Supervisor Saladino stated, “Over the past few months, the Town Board has listened to concerns voiced by the community in regards to proposed development in Syosset and, in particular, environmental concerns regarding the former Syosset Landfill and Cerro Wire sites. The Town of Oyster Bay will settle for nothing less than independent testing that adheres to established quality control standards, and the methodologies and protocols set forth by the Environmental Protection Agency, Department of Environmental Conservation and both State and County health departments. Residents deserve to be part of the process, receive precise and verifiable test results, and any independent testing performed must also demonstrate strict compliance with all applicable regulations and industry standards. Irrespective of the extensive historic testing at these sites, the Town’s unwavering commitment to facilitating additional testing will be completed and done so with unprecedented transparency.”
New York State General Municipal Law prevents municipalities from issuing a professional services contract without some level of open, public competition. To ensure independence and operate within the law, the Town of Oyster Bay is seeking agreements with the United States Environmental Protection Agency (EPA), New York State Department of Environmental Conservation (DEC), New York State Department of Health and the Nassau County Department of Health to develop and administer a testing program. Such an agreement will allow for the payment of services to be provided through funds supplied by the developer to offset costs associated with the additional independent testing and analysis. All regulatory agencies will be requested to review and approve work plans developed for this testing program as they promulgate testing standards and sampling procedures based on professional experience of experts, available technology and public input. The very objective of the independent testing is reliability, transparency and the inherent ability to withstand verification tests and scrutiny.
“The Town is eager to accomplish the objectives requested by our residents, and we hope that elected government officials offer a similar commitment to developing this independent testing plan and ensuring all environmental and health regulatory agencies play an integral role in this intricate process. Similar partnerships between regulatory monitoring agencies have helped protect our residents for decades and this concerted effort will help ensure thorough and comprehensive testing of potential hazards,” added Saladino.

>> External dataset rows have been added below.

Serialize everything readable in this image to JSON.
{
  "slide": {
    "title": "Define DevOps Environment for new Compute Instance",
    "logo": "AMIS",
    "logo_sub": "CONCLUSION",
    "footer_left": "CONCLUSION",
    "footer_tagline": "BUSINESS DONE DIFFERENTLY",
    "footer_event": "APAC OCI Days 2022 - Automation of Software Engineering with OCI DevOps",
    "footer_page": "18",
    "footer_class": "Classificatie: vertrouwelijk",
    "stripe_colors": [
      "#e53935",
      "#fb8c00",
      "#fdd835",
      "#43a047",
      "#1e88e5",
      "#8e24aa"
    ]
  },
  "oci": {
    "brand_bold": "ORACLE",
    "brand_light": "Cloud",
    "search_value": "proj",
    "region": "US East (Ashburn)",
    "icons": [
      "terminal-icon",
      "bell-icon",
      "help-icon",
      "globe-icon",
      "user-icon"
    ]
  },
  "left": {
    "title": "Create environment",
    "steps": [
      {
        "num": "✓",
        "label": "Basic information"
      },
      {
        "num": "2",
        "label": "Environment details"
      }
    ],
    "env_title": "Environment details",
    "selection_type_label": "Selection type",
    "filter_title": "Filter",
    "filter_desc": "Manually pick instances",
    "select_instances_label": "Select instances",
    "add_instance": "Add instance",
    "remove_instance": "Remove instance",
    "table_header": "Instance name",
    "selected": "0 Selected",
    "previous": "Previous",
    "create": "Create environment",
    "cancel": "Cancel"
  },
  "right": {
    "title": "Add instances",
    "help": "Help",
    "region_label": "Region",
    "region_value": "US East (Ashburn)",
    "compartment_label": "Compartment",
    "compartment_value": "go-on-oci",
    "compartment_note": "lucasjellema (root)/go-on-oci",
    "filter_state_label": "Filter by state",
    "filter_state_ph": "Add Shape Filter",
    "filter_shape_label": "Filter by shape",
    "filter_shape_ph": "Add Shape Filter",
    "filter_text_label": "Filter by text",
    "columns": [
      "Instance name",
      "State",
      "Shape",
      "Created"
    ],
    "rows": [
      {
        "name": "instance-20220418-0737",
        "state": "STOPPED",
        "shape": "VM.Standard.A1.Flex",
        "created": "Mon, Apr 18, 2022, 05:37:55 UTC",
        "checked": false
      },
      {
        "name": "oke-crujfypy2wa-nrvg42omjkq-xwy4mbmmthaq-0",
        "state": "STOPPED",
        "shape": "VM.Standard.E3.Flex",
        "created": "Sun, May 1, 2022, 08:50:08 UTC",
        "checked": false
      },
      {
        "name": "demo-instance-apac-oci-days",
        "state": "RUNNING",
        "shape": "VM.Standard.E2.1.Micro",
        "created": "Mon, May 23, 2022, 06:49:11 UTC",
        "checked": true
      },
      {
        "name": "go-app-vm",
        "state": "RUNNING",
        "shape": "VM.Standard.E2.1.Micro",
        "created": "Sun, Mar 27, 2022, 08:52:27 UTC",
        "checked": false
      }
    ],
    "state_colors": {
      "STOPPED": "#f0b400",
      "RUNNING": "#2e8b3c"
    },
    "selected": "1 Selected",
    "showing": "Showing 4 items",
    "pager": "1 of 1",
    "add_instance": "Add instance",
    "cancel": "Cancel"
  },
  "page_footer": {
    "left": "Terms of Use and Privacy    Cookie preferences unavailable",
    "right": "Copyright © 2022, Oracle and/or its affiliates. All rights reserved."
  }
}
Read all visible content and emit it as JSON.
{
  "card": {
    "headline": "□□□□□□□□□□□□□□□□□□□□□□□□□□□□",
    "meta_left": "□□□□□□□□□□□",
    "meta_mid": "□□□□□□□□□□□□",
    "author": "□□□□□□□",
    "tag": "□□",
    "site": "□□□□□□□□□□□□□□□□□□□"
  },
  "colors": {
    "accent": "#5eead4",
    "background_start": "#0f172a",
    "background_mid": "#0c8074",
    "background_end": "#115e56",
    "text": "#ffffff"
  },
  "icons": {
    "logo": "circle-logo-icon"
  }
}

The Oyster Bay Town Board remains steadfastly committed to facilitating additional testing and analysis to further clarify existing conditions; however, the presumption that historic testing on and offsite was inadequate and/or performed without third party oversight and scrutiny is a false claim that has infiltrated the fabric of our community. Residents who are unaware of the extensive testing of environmental parameters on and offsite may take some comfort in the myriad testing and studies performed to date. Additionally, the Town has been in frequent contact with the EPA and DEC. The DEC recently notified the Town of plans to proceed – at no cost to Town taxpayers – with radiological screening at the former Syosset Landfill site. This is yet another reason why the Town recommends that the DEC take a leadership role in the proposed independent testing program development protocol, so that there is consistency, accountability, and a clear line of communication for the additional independent testing performed at the site.